We could rely on the implicit contract of enqueueElement to do it. However,
if we're currently outside a transaction, it'll flush synchronously. Before
we enqueue the callback. We could also enqueueCallback before we
enqueueElement, but that causes a fragile relationship between them. E.g.
enqueueElement should not need to schedule an update if it is the same
element.
2015-02-02 20:42:15 -08:00
Sebastian Markbage bebc568ceb Use Singleton LifeCycle State
All entry points are for reconciliation are within batching strategies.
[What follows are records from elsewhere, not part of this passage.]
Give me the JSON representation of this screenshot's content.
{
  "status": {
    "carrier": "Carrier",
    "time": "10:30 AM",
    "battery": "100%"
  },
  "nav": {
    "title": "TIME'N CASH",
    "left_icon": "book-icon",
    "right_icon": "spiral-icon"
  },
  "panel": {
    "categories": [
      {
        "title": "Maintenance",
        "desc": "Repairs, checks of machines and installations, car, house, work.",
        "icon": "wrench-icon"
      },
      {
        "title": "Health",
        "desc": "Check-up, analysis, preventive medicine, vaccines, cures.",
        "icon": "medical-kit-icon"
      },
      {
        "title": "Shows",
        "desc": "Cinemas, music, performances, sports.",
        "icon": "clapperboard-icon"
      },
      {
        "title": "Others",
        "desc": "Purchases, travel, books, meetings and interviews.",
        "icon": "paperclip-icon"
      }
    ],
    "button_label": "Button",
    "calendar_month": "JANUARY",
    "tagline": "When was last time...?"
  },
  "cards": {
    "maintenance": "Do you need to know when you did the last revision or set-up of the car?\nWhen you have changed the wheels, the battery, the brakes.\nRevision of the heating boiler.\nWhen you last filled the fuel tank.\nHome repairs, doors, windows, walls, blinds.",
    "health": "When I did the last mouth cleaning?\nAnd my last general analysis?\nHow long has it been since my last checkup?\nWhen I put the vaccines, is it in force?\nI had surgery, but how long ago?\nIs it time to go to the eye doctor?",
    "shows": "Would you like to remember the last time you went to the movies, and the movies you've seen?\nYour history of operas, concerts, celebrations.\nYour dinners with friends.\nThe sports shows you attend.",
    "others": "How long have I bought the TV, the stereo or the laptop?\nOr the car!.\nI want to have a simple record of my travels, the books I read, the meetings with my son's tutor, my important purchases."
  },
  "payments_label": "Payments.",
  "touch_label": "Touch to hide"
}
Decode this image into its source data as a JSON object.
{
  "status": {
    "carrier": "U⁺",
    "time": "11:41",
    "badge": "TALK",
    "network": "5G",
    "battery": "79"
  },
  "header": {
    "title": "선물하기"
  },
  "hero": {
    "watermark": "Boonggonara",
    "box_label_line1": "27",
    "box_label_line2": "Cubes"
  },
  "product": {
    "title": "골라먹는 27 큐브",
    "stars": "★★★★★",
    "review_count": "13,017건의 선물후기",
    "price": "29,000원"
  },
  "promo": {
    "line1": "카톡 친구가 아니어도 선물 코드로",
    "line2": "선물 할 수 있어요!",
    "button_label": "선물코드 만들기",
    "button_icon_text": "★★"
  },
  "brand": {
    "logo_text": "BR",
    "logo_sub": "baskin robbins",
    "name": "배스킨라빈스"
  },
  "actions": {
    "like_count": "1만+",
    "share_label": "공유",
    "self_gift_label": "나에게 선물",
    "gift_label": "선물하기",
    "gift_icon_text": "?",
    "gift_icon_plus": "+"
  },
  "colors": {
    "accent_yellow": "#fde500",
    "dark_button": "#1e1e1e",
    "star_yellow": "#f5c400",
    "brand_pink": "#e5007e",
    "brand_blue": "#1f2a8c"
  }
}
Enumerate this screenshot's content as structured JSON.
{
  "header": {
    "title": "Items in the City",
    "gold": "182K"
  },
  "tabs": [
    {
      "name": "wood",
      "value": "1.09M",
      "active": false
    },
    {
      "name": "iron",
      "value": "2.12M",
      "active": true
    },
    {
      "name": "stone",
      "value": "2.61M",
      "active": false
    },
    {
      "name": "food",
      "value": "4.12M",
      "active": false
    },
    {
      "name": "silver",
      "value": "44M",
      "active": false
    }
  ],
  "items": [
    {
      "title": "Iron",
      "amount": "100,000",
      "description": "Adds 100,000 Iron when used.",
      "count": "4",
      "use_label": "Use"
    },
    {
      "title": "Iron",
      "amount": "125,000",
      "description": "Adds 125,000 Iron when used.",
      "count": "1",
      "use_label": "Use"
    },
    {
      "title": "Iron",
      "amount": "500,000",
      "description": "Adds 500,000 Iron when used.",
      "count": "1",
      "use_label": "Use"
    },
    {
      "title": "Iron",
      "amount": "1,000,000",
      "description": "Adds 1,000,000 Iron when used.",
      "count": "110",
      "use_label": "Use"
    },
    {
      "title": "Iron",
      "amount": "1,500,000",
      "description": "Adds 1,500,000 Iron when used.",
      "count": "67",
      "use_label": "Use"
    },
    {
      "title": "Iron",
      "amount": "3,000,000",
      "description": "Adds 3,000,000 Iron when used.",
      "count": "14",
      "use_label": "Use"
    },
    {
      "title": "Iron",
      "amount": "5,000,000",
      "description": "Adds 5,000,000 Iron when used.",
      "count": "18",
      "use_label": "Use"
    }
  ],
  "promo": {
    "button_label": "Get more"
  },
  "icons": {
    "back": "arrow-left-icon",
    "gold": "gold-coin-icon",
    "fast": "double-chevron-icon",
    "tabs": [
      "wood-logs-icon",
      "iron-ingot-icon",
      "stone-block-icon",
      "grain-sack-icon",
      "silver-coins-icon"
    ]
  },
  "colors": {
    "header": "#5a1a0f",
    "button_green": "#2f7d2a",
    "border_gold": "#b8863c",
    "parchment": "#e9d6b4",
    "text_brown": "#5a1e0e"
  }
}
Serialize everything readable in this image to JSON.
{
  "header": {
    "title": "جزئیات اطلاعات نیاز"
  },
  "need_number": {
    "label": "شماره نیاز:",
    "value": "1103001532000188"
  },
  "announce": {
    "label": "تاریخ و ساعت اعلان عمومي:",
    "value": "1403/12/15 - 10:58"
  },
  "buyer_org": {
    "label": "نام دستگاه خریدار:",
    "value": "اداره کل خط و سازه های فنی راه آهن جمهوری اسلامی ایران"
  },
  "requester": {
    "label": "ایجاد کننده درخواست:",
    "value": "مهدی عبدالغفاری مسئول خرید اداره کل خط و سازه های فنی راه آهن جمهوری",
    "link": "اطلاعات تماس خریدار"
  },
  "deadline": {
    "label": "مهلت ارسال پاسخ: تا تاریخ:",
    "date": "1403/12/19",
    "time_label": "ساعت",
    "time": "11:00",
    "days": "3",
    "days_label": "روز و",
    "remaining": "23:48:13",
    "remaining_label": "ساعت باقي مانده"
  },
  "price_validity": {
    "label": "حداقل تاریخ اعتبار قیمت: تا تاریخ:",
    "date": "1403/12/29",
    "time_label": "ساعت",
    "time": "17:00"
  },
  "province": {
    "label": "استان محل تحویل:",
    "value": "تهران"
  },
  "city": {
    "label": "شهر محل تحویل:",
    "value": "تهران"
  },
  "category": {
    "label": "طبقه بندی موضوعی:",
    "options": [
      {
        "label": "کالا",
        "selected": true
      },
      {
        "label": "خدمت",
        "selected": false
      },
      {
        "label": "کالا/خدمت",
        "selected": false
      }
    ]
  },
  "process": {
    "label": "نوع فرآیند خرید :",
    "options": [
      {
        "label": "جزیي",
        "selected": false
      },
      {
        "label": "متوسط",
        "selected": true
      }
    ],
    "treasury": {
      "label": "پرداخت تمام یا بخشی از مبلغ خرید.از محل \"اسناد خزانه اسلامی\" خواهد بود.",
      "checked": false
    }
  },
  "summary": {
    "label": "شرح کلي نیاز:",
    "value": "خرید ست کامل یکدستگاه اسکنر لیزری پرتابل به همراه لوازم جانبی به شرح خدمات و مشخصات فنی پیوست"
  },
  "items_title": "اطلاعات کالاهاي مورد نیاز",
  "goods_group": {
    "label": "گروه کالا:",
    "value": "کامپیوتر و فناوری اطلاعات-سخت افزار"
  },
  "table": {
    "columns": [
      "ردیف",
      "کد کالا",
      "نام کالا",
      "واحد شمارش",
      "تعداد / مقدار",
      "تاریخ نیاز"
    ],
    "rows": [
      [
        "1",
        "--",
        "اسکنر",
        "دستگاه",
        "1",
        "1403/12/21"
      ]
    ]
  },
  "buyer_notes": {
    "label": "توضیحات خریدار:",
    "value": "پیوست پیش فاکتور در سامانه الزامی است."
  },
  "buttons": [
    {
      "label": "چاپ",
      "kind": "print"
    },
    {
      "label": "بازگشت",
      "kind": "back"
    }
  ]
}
Since we don't have any batching strategies with synchronous updates,
there can't be more than one life-cycle method on the stack at any given
time.

Therefore, it's safe to move the composite life cycle flag to a singleton.
This saves us some memory management.

I think that we can get rid of these life cycle states completely in the
future.
2015-01-27 01:19:31 -08:00
Sebastian Markbage ed7332c749 Extract setState, setProps etc into ReactUpdateQueue
I originally did this work so that we could allow setState to be called
before the internal ReactCompositeComponent was constructed. It's unlikely
that we'll go down that route now but this still seems like a better
abstraction. It communicates that this is not immediately updating an
object oriented class. It's just a queue which a minor optimization.
It also avoids bloating the ReactCompositeComponent file.

Since they both depend on the life cycle I break that out into a common
shared dependency. In a follow up I'll refactor the life-cycle management.